To be fair, bitcoin cash is not “largely unrelated to bitcoin.” They have the same transaction history up until the split.

They are basically brothers who hate each other.


It might be poor choice of words, but I think it gets the point across. It's barely worth more than "bitcoin SV" (another coin that shares the same transaction history with bitcoin to the same point) that's controlled by a painfully obvious and blatant scammer and his backer.


Bitcoin cash is more bitcoin than the current BTC is. It continues the idea of peer-to-peer cash, payments on the chain. Read the whitepaper. Where's BTC is being pushed into a strange, lot less useful, "store of value" niche.


My god is better than yours! It says so in the white paper. No not that white paper, this one!


[flagged]


The wallet is not open source (they made a private fork of bitpays wallet as part of their strategy to shill "bitcoin cash" a relatively worthless coin that cashes in on bitcoin.com's official sounding name)
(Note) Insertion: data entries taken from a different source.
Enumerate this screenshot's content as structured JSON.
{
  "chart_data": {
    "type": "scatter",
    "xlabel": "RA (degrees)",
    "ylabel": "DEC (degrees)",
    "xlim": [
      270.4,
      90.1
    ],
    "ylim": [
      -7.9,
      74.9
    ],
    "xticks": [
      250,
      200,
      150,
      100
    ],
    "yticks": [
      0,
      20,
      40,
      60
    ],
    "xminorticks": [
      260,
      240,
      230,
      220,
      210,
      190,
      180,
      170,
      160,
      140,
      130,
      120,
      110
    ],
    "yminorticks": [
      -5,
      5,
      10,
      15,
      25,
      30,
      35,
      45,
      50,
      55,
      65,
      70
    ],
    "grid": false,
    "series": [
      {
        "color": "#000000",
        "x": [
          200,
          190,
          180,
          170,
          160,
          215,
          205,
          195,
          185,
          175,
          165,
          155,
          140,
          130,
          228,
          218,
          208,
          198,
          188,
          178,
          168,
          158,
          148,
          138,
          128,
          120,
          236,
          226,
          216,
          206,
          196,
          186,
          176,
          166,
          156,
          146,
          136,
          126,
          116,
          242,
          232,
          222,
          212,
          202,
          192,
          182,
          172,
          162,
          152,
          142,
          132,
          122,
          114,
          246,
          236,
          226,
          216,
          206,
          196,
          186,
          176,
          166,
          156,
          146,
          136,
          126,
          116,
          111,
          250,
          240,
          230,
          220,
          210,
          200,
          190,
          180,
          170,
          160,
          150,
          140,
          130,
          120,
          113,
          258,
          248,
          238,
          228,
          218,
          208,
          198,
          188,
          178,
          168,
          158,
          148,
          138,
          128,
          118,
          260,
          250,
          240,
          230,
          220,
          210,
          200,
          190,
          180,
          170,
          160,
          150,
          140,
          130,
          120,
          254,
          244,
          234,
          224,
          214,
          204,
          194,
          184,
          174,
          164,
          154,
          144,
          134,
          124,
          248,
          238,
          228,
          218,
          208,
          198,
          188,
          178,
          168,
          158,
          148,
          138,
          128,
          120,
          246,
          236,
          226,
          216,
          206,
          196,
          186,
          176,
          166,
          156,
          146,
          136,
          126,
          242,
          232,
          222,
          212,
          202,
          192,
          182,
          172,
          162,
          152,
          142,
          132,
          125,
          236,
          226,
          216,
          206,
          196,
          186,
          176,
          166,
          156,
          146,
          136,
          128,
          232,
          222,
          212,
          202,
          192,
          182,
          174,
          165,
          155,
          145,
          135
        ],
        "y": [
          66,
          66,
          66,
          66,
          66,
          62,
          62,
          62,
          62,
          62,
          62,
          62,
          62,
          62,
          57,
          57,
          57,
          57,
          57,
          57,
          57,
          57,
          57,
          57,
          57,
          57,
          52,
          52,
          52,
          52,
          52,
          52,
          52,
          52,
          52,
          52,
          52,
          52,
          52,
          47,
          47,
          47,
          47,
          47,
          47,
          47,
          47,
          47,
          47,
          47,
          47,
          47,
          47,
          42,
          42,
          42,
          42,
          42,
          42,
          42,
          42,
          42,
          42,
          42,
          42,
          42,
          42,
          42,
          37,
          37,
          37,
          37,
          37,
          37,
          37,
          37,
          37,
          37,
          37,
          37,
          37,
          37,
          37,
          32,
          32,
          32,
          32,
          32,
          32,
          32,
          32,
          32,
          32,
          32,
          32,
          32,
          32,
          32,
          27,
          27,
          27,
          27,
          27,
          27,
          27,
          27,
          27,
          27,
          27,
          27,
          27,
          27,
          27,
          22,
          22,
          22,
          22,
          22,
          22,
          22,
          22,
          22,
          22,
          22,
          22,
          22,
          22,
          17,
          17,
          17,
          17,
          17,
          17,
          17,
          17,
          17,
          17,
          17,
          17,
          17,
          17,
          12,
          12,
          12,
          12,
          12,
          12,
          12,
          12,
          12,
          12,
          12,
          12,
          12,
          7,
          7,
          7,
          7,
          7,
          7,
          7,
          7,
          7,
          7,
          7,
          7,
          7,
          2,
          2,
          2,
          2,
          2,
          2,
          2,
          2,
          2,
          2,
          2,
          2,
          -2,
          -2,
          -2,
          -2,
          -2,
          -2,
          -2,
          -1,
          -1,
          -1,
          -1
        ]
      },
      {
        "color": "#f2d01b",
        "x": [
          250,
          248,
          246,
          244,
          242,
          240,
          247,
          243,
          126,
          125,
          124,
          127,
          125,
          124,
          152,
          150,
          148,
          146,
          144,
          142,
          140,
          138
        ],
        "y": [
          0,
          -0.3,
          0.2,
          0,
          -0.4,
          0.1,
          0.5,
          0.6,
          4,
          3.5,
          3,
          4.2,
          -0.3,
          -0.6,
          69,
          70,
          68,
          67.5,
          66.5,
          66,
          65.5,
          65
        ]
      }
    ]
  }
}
This is a contradiction - if the number of transactions isn’t increasing, and mew addresses are created from every transaction, then the number of mew addresses shouldn’t be increasing.

So something most be changing - either wallet software is preferring to use new addresses more often, or something else, like more distinct users.


The metric is: "The number of unique addresses that appeared for the first time in a transaction of the native coin [sic] in the network."

They're not excluding old, never-reused addresses, so the number of addresses is always increasing as every transaction adds more.

What they tweeted was that this rate of increase has itself increased by about 20%. Since blocks have been full during this period, this means the difference lies in the type of the transaction. If the current transactions are more of a fan-out (pay multiple parties) and less consolidation (sweeping payments made to the same institution), then that makes sense.

And indeed, right now there is a larger than usual outflow from exchanges. Maybe people are getting nervous about holding increasingly more valuable bitcoin on exchanges and are pulling their funds off? That alone could explain a 20% increase in this meaningless "address count" metric.